Typically negotiations tend to focus on a few key areas, examples of which are:

Typically negotiations tend to focus on a few key areas, examples of which are:

a

Intellectual Property (IP)

Often the most contentious issue in an agreement, the College will always try to ensure the rights of the individual academic are protected with regard to future use of IP, and that any commercial benefit to be derived from the IP favours the College. Care will always be taken to balance any commercial advantage against the academic benefits of carrying out an activity, in achieving the best and most equitable deal possible for the College, and the individual academic. Successful commercial exploitation will benefit inventors through the College's Reward to Inventors Scheme Imperial log in only [pdf]

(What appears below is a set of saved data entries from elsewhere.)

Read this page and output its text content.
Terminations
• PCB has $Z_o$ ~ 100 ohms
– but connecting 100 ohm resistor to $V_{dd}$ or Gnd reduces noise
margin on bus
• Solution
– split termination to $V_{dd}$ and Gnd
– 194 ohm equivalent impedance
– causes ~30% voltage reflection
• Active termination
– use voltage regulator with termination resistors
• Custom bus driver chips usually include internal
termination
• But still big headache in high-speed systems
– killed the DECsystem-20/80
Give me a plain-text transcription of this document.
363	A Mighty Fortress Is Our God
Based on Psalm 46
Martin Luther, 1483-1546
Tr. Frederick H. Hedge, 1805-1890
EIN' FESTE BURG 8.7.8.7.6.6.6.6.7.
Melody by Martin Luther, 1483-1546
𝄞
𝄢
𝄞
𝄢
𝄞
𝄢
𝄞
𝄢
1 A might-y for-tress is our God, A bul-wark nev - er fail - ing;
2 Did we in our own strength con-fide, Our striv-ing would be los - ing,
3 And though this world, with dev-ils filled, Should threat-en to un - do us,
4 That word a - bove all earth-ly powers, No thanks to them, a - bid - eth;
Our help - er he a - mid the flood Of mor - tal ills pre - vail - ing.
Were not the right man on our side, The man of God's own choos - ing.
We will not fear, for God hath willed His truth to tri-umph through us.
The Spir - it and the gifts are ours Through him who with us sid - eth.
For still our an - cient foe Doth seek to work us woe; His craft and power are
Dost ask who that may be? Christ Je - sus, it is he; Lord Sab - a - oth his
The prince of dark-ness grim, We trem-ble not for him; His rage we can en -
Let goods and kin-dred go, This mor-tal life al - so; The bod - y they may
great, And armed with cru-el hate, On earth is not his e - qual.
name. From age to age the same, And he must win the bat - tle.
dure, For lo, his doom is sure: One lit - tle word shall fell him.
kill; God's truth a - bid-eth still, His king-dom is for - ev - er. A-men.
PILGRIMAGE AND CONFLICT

For further information see IP advice and approval in research contracts - general guidance [pdf]

b

Publication rights

The cornerstone of academic research is the right to publicly disseminate the outcomes of the research. Whilst on occasion there may be good reason to delay or restrict publication (e.g. confidentiality, the patenting process, or arrangements with collaborators), the College always seeks to protect this fundamental right in its research agreements. This right to publish is also linked to the College’s academic mission and how it classifies its research activity. Any onerous restrictions need to be carefully considered, both from an academic perspective but also whether the activity itself may be defined as research (See Definition of Research [pdf]).